第4章 私の恋 高専夏油
自覚なんてしていない。
別に好きとか…そんなんじゃない。
って、自分に言い聞かせてる時点で、きっと私は夏油先輩を意識しているんだと思う。
「さん?」
「は、はいっ!」
「なんか難しい顔してるけど、大丈夫かい?」
「大丈夫です!頑張ります!」
「はは、そんなに気張らなくいいよ。」
今日は東京の郊外で夏油先輩と二人で任務だった。
本当は夏油先輩だけの任務だったけれど、術式が似てる私はたまにこうやって担任に言われ、夏油先輩に同行しては、色々教えてもらっていた。

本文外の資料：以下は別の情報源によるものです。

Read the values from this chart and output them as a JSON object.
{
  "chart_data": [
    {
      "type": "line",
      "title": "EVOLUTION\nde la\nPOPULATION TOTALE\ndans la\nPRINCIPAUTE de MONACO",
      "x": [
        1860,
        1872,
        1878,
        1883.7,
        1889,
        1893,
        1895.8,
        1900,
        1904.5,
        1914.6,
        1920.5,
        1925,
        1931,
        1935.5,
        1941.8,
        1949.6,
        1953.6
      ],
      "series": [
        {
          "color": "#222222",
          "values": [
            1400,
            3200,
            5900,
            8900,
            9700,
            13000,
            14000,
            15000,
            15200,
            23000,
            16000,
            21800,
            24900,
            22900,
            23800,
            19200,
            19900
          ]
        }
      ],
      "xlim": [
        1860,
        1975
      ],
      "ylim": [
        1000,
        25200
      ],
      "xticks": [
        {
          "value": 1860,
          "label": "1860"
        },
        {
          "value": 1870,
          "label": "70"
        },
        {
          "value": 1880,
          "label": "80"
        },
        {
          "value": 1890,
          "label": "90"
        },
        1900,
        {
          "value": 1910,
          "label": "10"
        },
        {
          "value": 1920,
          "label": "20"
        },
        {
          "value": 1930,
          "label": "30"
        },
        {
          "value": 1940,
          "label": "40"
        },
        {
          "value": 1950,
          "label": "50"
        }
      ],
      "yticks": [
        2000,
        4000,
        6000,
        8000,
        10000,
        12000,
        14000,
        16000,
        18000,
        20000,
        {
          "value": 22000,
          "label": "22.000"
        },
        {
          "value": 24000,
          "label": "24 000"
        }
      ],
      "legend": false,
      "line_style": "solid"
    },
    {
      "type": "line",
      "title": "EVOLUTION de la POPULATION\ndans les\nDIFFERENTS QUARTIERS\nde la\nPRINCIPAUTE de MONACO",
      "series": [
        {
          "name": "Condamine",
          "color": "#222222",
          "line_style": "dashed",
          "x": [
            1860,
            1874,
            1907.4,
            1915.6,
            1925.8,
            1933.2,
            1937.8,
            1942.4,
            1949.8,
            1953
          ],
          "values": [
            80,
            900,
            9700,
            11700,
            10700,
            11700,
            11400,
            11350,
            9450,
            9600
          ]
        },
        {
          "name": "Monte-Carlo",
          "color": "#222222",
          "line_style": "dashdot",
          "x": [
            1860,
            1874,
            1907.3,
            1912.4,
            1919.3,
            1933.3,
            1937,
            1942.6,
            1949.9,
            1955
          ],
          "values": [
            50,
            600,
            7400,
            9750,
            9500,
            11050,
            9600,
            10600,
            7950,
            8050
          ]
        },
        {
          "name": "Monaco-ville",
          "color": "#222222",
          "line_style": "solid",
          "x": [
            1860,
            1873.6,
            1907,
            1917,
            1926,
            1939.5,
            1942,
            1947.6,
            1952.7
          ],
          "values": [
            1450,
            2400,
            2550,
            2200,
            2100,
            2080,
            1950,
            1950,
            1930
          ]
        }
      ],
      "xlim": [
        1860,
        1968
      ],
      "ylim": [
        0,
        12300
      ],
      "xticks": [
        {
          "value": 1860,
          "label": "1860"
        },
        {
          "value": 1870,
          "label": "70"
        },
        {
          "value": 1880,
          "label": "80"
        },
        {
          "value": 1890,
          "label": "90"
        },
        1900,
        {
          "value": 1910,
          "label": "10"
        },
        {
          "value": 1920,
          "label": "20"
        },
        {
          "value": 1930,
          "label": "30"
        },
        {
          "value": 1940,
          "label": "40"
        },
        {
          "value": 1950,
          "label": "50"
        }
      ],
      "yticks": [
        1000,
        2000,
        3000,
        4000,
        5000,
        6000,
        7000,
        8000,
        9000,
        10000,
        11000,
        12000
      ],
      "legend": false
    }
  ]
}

五条先輩に“お前らなんかあったのか”と言われ、少し気まずい空気にはなったけれど、今はもう普通に話せるようになっていた。
目の前の呪霊を夏油先輩が呪霊玉にするのを横で見ながら、ぼーっと考えていた。
「さん、だいぶ強くなったね。」
「ホントですか!?」
「うん。さっきもいいタイミングで呪霊出してたし。」
夏油先輩は調伏させた玉をポケットにしまいながら、私に微笑んだ。嬉しかった。
呪霊操術の夏油先輩に褒められることはこの上なく嬉しかった。
「あとは、もっと素早く呪霊と契約する方法を考えたいんです。」
私の契約方法は私の血を呪霊に飲ませ、相手の体の一部を飲み込むこと。
これを簡単にできたらいいのだけれど。
「そうだね。」
私はさっき夏油先輩がしまったポケットに視線を向けた。
「それどうやるんですか?」
「あー…」
夏油先輩はどこか気まずそうに眉を寄せ笑った。
「あ、内緒でした?」
「いや、そういうわけじゃないんだ。」
「呪霊を取り込むには、これを飲み込まないといけないんだ。」
「わぁ!大変だ!」
結構大きいように見えた、呪霊の玉。
確かに人前で飲み込むのは嫌かもしれない。本当は取り込むところを見たかったけれど、口からってなると、私はこれ以上見ようとはしなかった。